KSHV is a gammaherpesvirus which, like EBV, has part of its natural lifecycle in CD19⁺ B lymphocytes. It is apparent that a portion of the KSHV genome is devoted to maintenance of the virus in the B-cell environment. B cells, for example, respond to antigen by activating immunoreceptor signaling pathways to achieve rapid clonal expansion. Under normal circumstances, induction of cell death by apoptosis occurs after B-cell expansion to prevent lymphocytic hyperplasia (25). The ability of LANA2 to prevent p53-mediated B-cell apoptosis would be an apparent benefit in maintaining an expanded population of infected cells or in preventing p53 pathway activation as part of a cellular antiviral response. While our in vitro studies suggest that LANA2 inhibition of p53 activity is through direct protein-protein interaction, caution is necessary in interpreting these results since they were not confirmable through in vivo interaction assays. The p53 region binding LANA2 (aa 290 to 393) in GST pull-down assays includes the p53 tetramerization and regulatory domains, as well as residues acetylated by p300 (17), suggesting a plausible mechanism.

The reasons why KSHV possesses two latency-expressed viral proteins, LANA1 and LANA2, to target the same p53 tumor suppressor protein are unclear.
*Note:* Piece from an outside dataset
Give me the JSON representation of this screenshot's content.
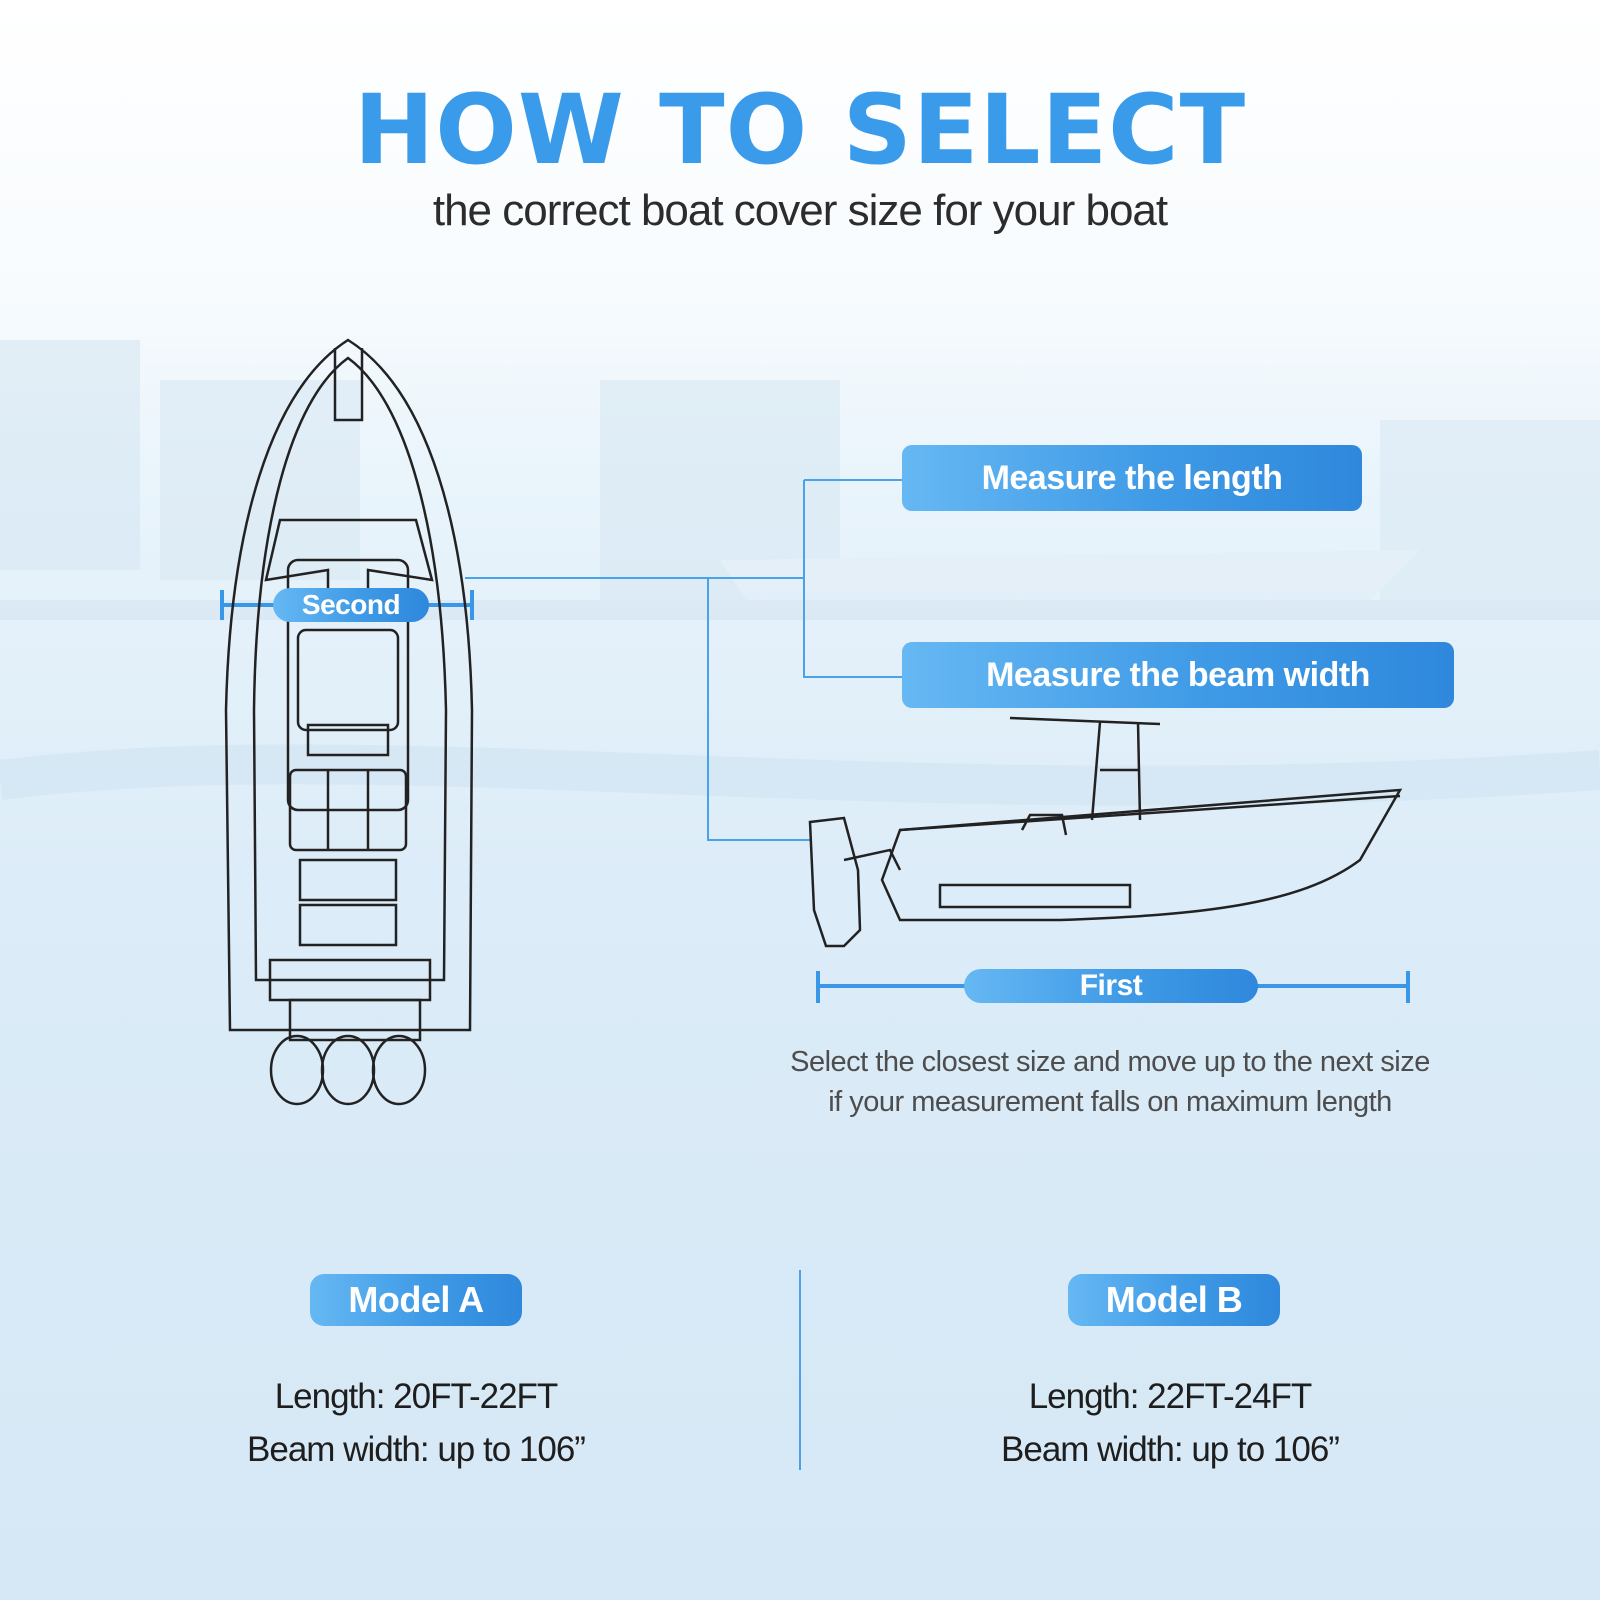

LANA1 is constitutively expressed in both KS lesions and KSHV-infected hematopoietic tissues and therefore appears to have a broader functional spectrum than LANA2. It is important to note that our LANA2 experiments showing functional p53 inhibition were performed in osteosarcoma cell lines and so, at least under the conditions of our assays, LANA2 inhibition of p53 is not unique to B cell lines.
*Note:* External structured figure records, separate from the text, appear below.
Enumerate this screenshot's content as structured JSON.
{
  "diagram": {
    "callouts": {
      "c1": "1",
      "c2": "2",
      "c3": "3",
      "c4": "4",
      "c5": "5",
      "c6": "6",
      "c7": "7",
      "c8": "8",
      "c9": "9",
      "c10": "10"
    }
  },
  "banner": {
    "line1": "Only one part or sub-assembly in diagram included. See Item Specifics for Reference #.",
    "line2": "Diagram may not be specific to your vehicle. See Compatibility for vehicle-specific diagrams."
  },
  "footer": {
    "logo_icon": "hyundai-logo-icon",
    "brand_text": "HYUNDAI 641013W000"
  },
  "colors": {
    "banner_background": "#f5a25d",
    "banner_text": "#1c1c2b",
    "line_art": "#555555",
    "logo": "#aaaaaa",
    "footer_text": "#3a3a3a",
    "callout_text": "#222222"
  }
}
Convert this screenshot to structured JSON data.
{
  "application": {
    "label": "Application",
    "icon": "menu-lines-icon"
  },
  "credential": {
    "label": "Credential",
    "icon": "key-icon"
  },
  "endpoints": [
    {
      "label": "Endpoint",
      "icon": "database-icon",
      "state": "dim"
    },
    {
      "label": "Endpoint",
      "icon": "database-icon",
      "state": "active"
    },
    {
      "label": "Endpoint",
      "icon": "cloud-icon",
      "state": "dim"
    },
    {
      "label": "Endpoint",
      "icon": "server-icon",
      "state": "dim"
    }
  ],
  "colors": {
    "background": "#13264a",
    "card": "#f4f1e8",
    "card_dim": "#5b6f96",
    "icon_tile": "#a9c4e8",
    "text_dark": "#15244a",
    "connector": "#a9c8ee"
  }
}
Regardless of the mechanism for p53 inhibition, LANA2 is a likely candidate protein involved in cell proliferation in hematopoietic tissues. Inhibition of p53-induced apoptosis may contribute to B-cell hyperplasia in Castleman's disease and to cell transformation in PEL cells. Although KSHV vCYC is constitutively expressed on LT1 and LT2 in all infected cell lines, stable expression of this cyclin homolog has been difficult to achieve in vitro since it induces apoptosis (31). Direct inhibition of both pRB and p53 signaling pathways by vCYC together with LANA1 and LANA2 could theoretically contribute to proliferative and/or neoplastic expansion of infected B cells.

ADDENDUM

We are aware that another group, Mori and colleagues, has independently characterized LANA2 as a novel KSHV latency protein (submitted for publication). While our manuscript was under revision, Lubyova and Pitha (J. Virol. 74:8194–8201, 2000) published a description of the K10.5 gene product (called “vIRF-3”) but found that it is an inducible gene using reverse transcription-PCR, in contrast to our data and that of Mori et al.